In North Carolina, where I live, there is no statute of limitations for felonies at all—including sexual assault. North Carolina is one of 16 states that allow a sexual assault survivor to report the crime solely on the survivor’s timeline, rather than the timeline of the statutory code. These statutes limit the amount of time a victim has to come forward. Once the statute has expired, the state no longer possesses jurisdiction over the crime. Expiration of the statute has no bearing on an alleged perpetrator’s innocence, of course. And research shows that in sexual assault and sex-based violence cases, it’s common for a considerable amount of time to elapse before a victim comes forward.

Recently, in light of the sole prosecution against Cosby—and the marked lack of prosecution for the other alleged crimes he committed—Jill Filipovic argued that the remaining US states should get rid of their statutes of limitations for sexual assault. Writing in The New York Times, Filipovic argued that the singular nature of the crime of sexual assault—including the known reticence of its survivors, the foot-dragging of police and prosecutors, and the backlog of rape kits—is reason enough to change the law.

As a former lawyer, I know it’s a bit more complicated. And yet Filipovic has a point, especially when you consider the inconsistent nature of statutes of limitations nationwide. Why, for example, does Colorado reserve the right to prosecute an alleged forger forever, but not an alleged rapist of an adult woman? Why do rape victims have their entire lives to seek justice in Texas, but only a decade in California? How do we weigh the public policy reasons for having statutes of limitations against the very real difficulties faced by many sexual assault survivors?

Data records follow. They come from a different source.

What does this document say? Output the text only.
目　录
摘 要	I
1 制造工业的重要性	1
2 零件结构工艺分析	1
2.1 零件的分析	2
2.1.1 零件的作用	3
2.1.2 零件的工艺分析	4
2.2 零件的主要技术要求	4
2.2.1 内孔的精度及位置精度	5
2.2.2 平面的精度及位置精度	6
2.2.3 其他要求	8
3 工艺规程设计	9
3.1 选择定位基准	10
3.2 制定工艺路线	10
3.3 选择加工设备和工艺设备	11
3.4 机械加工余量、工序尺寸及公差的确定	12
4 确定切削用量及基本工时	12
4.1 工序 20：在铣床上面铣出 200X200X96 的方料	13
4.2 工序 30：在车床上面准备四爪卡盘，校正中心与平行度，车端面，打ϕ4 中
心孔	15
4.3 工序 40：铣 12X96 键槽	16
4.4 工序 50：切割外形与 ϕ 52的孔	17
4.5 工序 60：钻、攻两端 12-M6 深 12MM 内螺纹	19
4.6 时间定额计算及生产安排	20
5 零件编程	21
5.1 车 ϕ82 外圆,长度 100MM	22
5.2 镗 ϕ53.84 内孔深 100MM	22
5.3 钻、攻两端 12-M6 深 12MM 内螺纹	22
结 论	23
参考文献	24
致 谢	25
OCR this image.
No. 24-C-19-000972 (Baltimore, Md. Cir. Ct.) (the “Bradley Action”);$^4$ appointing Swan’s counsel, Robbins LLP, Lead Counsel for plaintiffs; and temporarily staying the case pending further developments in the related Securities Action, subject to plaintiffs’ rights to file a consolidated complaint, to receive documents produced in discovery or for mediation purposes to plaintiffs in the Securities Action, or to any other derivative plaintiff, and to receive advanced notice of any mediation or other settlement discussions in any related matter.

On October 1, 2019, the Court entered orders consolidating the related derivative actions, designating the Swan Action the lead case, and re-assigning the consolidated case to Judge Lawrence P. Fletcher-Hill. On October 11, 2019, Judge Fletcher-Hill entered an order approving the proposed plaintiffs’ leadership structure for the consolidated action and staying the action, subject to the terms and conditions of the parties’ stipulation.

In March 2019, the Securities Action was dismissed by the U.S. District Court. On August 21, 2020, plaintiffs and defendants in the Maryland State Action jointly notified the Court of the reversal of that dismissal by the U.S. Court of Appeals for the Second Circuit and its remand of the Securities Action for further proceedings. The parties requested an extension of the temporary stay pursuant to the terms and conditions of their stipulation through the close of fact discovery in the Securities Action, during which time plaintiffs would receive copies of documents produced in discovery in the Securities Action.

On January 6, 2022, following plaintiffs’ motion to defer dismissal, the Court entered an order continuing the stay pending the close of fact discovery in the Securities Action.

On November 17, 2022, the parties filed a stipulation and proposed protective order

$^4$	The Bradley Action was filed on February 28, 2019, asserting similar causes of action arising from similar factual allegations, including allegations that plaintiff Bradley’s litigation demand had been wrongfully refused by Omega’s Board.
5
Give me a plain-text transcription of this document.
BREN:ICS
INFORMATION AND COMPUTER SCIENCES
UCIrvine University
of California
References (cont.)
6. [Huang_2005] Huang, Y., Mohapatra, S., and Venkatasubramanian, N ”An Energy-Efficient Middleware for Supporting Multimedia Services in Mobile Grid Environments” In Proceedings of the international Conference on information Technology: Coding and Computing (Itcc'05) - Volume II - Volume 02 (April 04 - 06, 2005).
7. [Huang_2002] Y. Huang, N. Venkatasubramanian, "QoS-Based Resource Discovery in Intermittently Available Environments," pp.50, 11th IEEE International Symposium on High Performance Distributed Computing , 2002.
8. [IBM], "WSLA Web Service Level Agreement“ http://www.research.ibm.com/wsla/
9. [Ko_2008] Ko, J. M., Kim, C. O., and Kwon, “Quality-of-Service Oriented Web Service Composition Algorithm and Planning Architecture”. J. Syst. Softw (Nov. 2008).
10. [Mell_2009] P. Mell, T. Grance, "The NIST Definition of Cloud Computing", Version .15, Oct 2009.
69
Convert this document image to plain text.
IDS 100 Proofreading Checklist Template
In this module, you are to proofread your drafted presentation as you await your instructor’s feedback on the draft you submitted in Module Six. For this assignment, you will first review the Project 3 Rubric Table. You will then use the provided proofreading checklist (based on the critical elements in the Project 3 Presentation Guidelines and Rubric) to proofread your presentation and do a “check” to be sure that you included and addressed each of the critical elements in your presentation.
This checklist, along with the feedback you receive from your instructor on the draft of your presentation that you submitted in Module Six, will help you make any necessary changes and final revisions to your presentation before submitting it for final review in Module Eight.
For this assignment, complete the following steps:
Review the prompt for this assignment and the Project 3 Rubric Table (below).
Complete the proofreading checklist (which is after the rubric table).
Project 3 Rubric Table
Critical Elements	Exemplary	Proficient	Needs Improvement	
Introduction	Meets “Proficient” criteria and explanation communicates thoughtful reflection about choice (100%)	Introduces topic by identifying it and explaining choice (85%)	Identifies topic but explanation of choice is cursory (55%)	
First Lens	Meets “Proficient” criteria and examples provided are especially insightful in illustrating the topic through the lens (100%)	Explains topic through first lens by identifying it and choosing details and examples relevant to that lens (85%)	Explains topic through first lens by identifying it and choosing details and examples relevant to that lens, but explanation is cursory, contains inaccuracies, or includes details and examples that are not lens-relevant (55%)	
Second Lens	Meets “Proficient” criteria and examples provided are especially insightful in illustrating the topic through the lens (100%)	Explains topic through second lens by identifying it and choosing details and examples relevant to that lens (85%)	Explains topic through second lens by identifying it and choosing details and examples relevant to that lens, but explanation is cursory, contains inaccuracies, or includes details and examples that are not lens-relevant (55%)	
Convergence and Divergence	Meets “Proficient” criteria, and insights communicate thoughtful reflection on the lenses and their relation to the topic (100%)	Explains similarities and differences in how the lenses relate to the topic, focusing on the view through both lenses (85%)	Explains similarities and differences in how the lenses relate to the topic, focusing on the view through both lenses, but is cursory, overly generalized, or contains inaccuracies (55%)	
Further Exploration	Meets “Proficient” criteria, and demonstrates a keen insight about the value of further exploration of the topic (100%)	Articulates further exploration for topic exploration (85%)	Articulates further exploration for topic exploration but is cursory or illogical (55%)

This isn’t to say statutes of limitations serve no purpose. Richard E. Myers is a former defense attorney, former federal prosecutor, and current professor at the University of North Carolina School of Law. Myers tells Quartz that there are practical, and socially beneficial, reasons why statutes exist for other crimes. For one thing, the quicker the trial, the more (potentially) accurate the prosecution can be. “The prosecution wants a [statute of limitations] because it encourages prompt action,” he says. “We want to encourage the investigators to act and witnesses to come forward in a timely fashion.”

The second reason concerns fairness. “If you allow a case to get really old, it skews heavily in the prosecution’s favor,” Myers tells Quartz. “The defense is more likely to lose witnesses than the prosecution.” The third reason also relates to fairness, but with a social justice tilt: “We believe in fresh starts. We believe in people rehabilitating. Going back twenty years [to prosecute a crime] … feels unfair to many people. People should be judged on the basis on who they are now.”

But what about sexual assault or sex-based crimes? Is there something unique about these crimes that merits lengthening the statutes of limitation, or, as Filipovic argues, scrapping them altogether?

According to Sherry H. Everett, an award-winning domestic violence attorney and adjunct professor at the University of North Carolina School of Law, yes–there absolutely is.

Sexual assault or abuse victims often take longer to come to terms with their own crimes, a problem rooted in society’s longstanding prejudice against rape victims. “A big part of the victimization of women—all kinds of victimization and abuse—includes the perpetrators convincing her that she’s not actually a victim, that she’s crazy for thinking the perpetrator has done anything wrong,” Everett tells Quartz. These feelings often lead victims to wait to report crimes, especially when the perpetrator is not a stranger.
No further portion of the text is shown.